In Part 1 of my article, I roughly shared about how I reached the snow wall. After that, I continued my journey on the alpine route. Let me start with going into more details about what I did at the snow wall.
Although it was summer, the temperature at Murodo’s altitude was cold, rainy and windy – 7 degrees, to be exact. The snow wall was located approximately 400 meters away from the terminal. When I journeyed there, I saw a snow slide.
I captured this picture when the bus was approaching.
What I saw was so different compared to how it would look like in peaks season. The snow wall I saw was not pretty and low (6.5 metres). Besides that, there was only one wall, not two. It had been two months since the Tateyama Kurobe Alpine Route opened – long enough for the second wall to be melted. Hence, I strongly recommend visiting the Tateyama Kurobe Alpine Route in April to get the best view.
For your information, there are three hiking courses available near the Murodo Terminal, namely the Mikurigaike Pond Return (600m, 30 mins.), Mikurigaike Pond Loop (1.7km, 1 hour) and Raichozawa Return (2.4m, 2 hours 30 mins.). Taking the Raichozawa return course will lead you to the Mikuriga-ike Hot Spring, the hot spring located at the highest altitude in Japan. If you have time to spare, you may want to consider taking one of these courses.
Point D – Murodo > Point E – Daikanbo (2,316m)
Transportation: Tateyama Tunnel Trolley Bus
From Murodo, I took the Trolley Bus to Daikanbo. This electric bus was the only one in Japan and it was an interesting experience. It was noisy and moved very fast in the tunnel across Mt. Tateyama and I reached Daikanbo within 10 minutes. There is an observation deck at the upper level of Daikanbo station with a stunning view of the Japan Alps and a lake formed by Kurobe Dam.
A view of the Alps.
Point E – Daikanbo > Point F – Kurobedaira (1,828m)
Transportation: Tateyama Ropeway
The Tateyama Ropeway is the longest unsupported ropeway in Japan and I was mesmerized by the breathtaking views as I descended towards Kurobedaira. The view that I get to see before my eyes were way better than the photo I took.
The main feature of Kurobedaira would be the botanical garden located outside the station, with plants grown in high altitude.
Point F – Kurobedaira > Point G – Kurobeko (1,455m)
Transportation: Kurobe Cable Car
I would describe the Kurobe Cable Car as an underground cable car. It resembles the Tateyama Cable Car but it descends in a tunnel. Upon my arrival at the Kurobeko station, I had to walk for two minutes to get out of the tunnel.
The Kurobe Cable Car that descends into the tunnel.

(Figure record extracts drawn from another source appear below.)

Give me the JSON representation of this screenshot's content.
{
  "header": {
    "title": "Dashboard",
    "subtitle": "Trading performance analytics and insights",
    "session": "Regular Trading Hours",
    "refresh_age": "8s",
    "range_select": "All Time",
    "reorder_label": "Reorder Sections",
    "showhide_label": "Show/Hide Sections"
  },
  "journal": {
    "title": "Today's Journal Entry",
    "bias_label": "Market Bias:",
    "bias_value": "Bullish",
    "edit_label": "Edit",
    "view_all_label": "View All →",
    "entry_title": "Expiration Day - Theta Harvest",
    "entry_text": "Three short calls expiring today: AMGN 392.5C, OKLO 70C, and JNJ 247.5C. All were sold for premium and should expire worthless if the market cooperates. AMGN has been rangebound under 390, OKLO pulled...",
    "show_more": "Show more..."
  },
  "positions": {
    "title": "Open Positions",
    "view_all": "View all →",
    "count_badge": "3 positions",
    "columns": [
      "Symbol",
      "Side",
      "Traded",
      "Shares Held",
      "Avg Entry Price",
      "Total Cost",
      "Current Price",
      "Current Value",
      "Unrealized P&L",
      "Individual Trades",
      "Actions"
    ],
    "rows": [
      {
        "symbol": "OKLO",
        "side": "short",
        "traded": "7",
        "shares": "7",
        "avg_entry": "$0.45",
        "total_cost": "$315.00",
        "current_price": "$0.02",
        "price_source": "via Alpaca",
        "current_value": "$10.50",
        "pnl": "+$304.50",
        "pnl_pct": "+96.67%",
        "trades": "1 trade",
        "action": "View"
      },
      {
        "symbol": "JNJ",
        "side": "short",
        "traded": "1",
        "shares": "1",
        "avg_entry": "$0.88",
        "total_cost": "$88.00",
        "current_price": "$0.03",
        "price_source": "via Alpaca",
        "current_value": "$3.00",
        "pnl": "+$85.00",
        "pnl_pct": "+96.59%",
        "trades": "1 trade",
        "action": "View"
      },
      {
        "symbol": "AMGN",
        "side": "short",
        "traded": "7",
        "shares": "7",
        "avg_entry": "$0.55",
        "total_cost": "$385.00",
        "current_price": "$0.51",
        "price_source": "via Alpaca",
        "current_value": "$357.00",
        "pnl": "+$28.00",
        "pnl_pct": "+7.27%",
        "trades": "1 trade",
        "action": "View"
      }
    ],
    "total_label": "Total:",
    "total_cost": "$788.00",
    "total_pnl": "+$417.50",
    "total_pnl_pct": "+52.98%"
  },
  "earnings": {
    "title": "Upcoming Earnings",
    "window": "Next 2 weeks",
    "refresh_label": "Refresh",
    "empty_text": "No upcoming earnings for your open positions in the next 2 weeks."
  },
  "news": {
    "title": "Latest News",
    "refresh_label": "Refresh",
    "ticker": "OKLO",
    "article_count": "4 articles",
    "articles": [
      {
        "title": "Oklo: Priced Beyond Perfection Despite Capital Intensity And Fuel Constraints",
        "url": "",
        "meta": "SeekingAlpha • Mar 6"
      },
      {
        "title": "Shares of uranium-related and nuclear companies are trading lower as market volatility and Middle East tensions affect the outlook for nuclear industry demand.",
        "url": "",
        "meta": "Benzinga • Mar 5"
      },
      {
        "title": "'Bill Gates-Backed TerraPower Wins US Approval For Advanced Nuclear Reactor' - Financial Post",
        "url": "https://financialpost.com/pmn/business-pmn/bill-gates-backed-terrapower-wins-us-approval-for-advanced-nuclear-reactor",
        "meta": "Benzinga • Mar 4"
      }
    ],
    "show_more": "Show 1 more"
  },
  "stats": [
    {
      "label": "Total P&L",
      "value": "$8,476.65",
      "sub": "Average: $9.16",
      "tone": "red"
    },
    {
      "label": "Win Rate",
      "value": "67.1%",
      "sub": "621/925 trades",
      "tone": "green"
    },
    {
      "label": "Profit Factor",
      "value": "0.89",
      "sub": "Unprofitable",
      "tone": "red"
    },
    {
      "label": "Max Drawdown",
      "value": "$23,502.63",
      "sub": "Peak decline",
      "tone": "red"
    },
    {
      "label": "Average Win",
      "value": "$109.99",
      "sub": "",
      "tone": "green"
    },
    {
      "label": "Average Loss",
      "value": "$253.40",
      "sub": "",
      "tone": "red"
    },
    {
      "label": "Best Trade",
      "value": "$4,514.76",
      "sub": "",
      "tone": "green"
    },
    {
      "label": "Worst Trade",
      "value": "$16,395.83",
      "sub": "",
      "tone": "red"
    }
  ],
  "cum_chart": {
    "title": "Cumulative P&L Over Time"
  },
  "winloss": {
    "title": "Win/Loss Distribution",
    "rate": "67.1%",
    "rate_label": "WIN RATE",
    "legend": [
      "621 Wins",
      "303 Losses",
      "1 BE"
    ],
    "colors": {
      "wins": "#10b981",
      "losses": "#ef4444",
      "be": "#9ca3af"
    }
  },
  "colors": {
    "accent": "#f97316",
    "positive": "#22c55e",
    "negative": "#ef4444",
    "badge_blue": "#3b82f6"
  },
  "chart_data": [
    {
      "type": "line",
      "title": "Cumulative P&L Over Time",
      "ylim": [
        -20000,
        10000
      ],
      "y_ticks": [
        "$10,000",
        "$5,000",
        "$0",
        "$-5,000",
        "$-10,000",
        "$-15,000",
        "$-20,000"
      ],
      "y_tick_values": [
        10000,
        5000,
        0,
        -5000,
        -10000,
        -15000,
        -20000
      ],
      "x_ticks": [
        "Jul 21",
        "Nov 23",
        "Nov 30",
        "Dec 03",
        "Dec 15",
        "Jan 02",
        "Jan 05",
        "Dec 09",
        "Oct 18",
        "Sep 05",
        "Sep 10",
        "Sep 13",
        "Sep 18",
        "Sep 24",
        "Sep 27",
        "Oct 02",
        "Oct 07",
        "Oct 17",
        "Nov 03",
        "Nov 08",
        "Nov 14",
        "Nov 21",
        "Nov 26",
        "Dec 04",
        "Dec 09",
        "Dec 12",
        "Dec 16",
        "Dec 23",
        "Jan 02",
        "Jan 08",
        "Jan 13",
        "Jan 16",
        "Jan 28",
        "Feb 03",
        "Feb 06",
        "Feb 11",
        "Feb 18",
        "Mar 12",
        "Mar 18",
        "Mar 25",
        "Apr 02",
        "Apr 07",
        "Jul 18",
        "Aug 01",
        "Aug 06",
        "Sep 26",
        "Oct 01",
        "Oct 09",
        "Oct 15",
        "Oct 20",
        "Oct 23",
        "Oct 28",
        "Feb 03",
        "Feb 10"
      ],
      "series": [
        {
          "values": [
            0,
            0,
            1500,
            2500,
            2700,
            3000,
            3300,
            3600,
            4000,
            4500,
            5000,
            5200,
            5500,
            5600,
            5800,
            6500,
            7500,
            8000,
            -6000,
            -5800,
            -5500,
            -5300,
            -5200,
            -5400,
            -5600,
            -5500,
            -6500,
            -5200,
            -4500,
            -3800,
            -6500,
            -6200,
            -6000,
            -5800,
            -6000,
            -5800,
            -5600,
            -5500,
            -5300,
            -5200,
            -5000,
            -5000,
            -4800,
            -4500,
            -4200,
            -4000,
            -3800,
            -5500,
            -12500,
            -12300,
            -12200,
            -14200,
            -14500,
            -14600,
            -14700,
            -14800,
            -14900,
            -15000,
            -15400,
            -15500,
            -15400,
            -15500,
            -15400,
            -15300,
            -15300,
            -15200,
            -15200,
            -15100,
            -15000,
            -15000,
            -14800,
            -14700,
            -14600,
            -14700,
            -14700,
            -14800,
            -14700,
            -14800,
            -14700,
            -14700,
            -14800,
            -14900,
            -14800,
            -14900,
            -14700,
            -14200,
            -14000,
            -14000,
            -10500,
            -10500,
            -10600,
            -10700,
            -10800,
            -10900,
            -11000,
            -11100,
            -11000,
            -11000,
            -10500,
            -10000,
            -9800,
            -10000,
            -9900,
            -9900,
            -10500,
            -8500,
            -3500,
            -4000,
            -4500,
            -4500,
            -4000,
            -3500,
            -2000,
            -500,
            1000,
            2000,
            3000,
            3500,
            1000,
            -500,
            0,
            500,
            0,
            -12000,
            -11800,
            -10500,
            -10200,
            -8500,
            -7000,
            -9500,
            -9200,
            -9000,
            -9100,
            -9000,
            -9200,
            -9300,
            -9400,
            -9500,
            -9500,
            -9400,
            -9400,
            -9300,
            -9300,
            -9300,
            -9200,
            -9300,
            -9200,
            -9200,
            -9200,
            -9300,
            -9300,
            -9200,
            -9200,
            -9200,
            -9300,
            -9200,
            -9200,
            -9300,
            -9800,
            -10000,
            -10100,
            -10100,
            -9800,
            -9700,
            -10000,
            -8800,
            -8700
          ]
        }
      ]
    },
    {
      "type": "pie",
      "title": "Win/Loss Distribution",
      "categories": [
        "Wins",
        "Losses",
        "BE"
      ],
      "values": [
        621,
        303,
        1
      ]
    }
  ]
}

How it looks like in the tunnel.
Directions to the exit.
Point G – Kurobeko > Point H – Kurobe Dam (1,470m)
Transportation: 15-minute of slow walk
I was in awe the very moment I walked out of the tunnel. Situated right in front of me were huge majestic mountains and on my right was a picturesque view of Lake Kurobe. Clouds and fog were hovering over the mountains. There were light drizzles and the setting felt strangely dreamy.
The Kurobe Dam is the highest arch dam in Japan, standing at 1,470-metre. Constructed by over 10 million people, this 186-metre tall dam releases 10 cubic meters of water every second and generates 1 billion kWh of electricity for Japan every year. Do note that the grand view of dam discharge takes place from end June to mid-October.
A view from the dam’s observatory.
Another view from the dam’s observatory.
There is a 30-minute excursion boat that goes around Lake Kurobe to view the alps.
To get to the next destination (Ogizawa), you have to walk through another tunnel again inside the Kurobe Dam Station.
A model remake of the Kurobe Dam with the ratio of 1:186.
Point H – Kurobe Dam > Point I – Ogizawa (1,433m)
Transportation: Kanden Tunnel Trolley Bus
Similarly to the Tateyama Tunnel Trolley Bus, the Kanden Tunnel Trolley Bus will take you through a quick and noisy 16-minute underground bus journey across Mt. Akazawa-dake.
Bus schedule of the Trolley Bus to Ogizawa.
The queue for the bus.
The Trolley Bus.
Point I – Ogizawa > Point J – Nagano
Transportation: Local Bus
Finally, the last station for the alpine route journey! You could take a bus here back to the city.
At the end of the day, I concluded that the Tateyama Kurobe Alpine Route is an exhausting but memorable and a unique worthwhile experience, which I would gladly recommend you to try.